Citizens, young and old, cosplayed their favorite comic book characters and villains.

What caught most people’s attention to these cosplayers was that most of their costumes were homemade. Any ordinary objects from home could make an iron shield, or flashy costume, or weapon.

Professional cosplayers held a panel on Sunday explaining and answering the audience’s questions about the making of their costumes, and what it means to them. The cosplayers, professionally known as Lord Vishus, Leanna Vamp, Nicole Marie-Jean, and Ani Mia, all shared the experiences, tricks and aspirations for the world of cosplaying.

They said that usually a costume takes about two weekends to six months to prepare, all depending on the complexity of it.

Many wonder, why go through all the trouble for just one costume? For these devoted cosplayers,  displaying their art is more than just a simple pasttime, they said.

When Marie-Jean was asked what her favorite part of conventions and opportunities to share their costumes were, she explained, “Enthusiasm that people have for fandoms, that nerds connect, it’s like I’m home now and we’re all into the same stuff. Anyone can be a cosplayer.”

It doesn’t matter about your size, shape, height, age. If people see your passion about your costume they will love it. Find something you love, and make it your own.”

— Cosplayer Lord Vishus

“It doesn’t matter about your size, shape, height, age. If people see your passion about your costume they will love it. Find something you love, and make it your own,” Vishus explained.

“If you’re having fun, your doing it right,” Vamp added.
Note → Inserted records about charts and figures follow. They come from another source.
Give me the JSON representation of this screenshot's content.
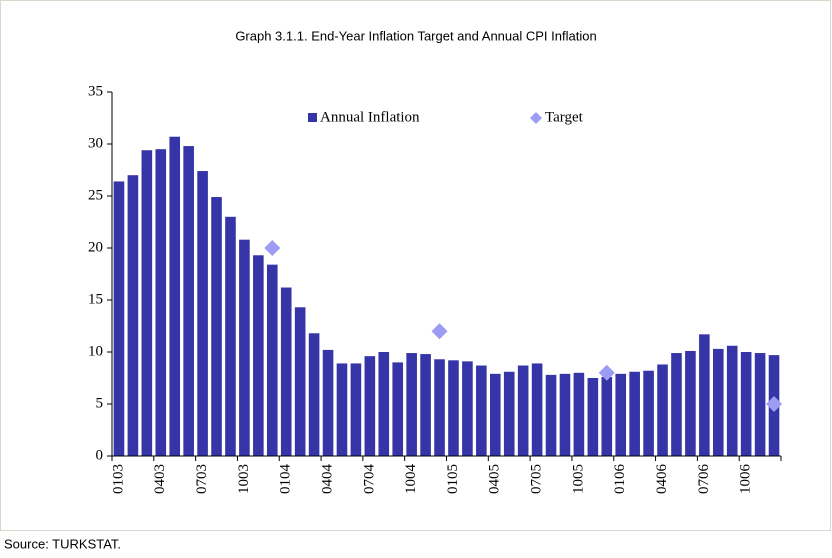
{
  "chart_data": {
    "type": "bar",
    "title": "Graph 3.1.1. End-Year Inflation Target and Annual CPI Inflation",
    "source": "Source: TURKSTAT.",
    "categories": [
      "0103",
      null,
      null,
      "0403",
      null,
      null,
      "0703",
      null,
      null,
      "1003",
      null,
      null,
      "0104",
      null,
      null,
      "0404",
      null,
      null,
      "0704",
      null,
      null,
      "1004",
      null,
      null,
      "0105",
      null,
      null,
      "0405",
      null,
      null,
      "0705",
      null,
      null,
      "1005",
      null,
      null,
      "0106",
      null,
      null,
      "0406",
      null,
      null,
      "0706",
      null,
      null,
      "1006",
      null,
      null
    ],
    "series": [
      {
        "name": "Annual Inflation",
        "color": "#3535a8",
        "kind": "bar",
        "values": [
          26.4,
          27.0,
          29.4,
          29.5,
          30.7,
          29.8,
          27.4,
          24.9,
          23.0,
          20.8,
          19.3,
          18.4,
          16.2,
          14.3,
          11.8,
          10.2,
          8.9,
          8.9,
          9.6,
          10.0,
          9.0,
          9.9,
          9.8,
          9.3,
          9.2,
          9.1,
          8.7,
          7.9,
          8.1,
          8.7,
          8.9,
          7.8,
          7.9,
          8.0,
          7.5,
          7.6,
          7.9,
          8.1,
          8.2,
          8.8,
          9.9,
          10.1,
          11.7,
          10.3,
          10.6,
          10.0,
          9.9,
          9.7
        ]
      },
      {
        "name": "Target",
        "color": "#9c9cf2",
        "kind": "diamond",
        "values": [
          null,
          null,
          null,
          null,
          null,
          null,
          null,
          null,
          null,
          null,
          null,
          20,
          null,
          null,
          null,
          null,
          null,
          null,
          null,
          null,
          null,
          null,
          null,
          12,
          null,
          null,
          null,
          null,
          null,
          null,
          null,
          null,
          null,
          null,
          null,
          8,
          null,
          null,
          null,
          null,
          null,
          null,
          null,
          null,
          null,
          null,
          null,
          5
        ]
      }
    ],
    "ylim": [
      0,
      35
    ],
    "yticks": [
      0,
      5,
      10,
      15,
      20,
      25,
      30,
      35
    ]
  }
}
Everyone who wore a costume had the chance to participate in the costume contest.

As if wearing a costume weren’t enough, participants would go on stage and reenact a scene as the character they are representing from a movie, show, or comic book.

There were a variety of booths and merchandise from any type of  anime\comic super heroes and super-villains.

Most of the product’s seemed impressively made and stitched by hand.

Margret Rivera explained the process of making dolls and paintings. She said to make her clay necklaces she uses sculpting clay and has been working with that clay for 8 years. She learned mainly from watching YouTube tutorials.

Many spectators brought their own cameras and were seen taking photos with their favorite “heroes.”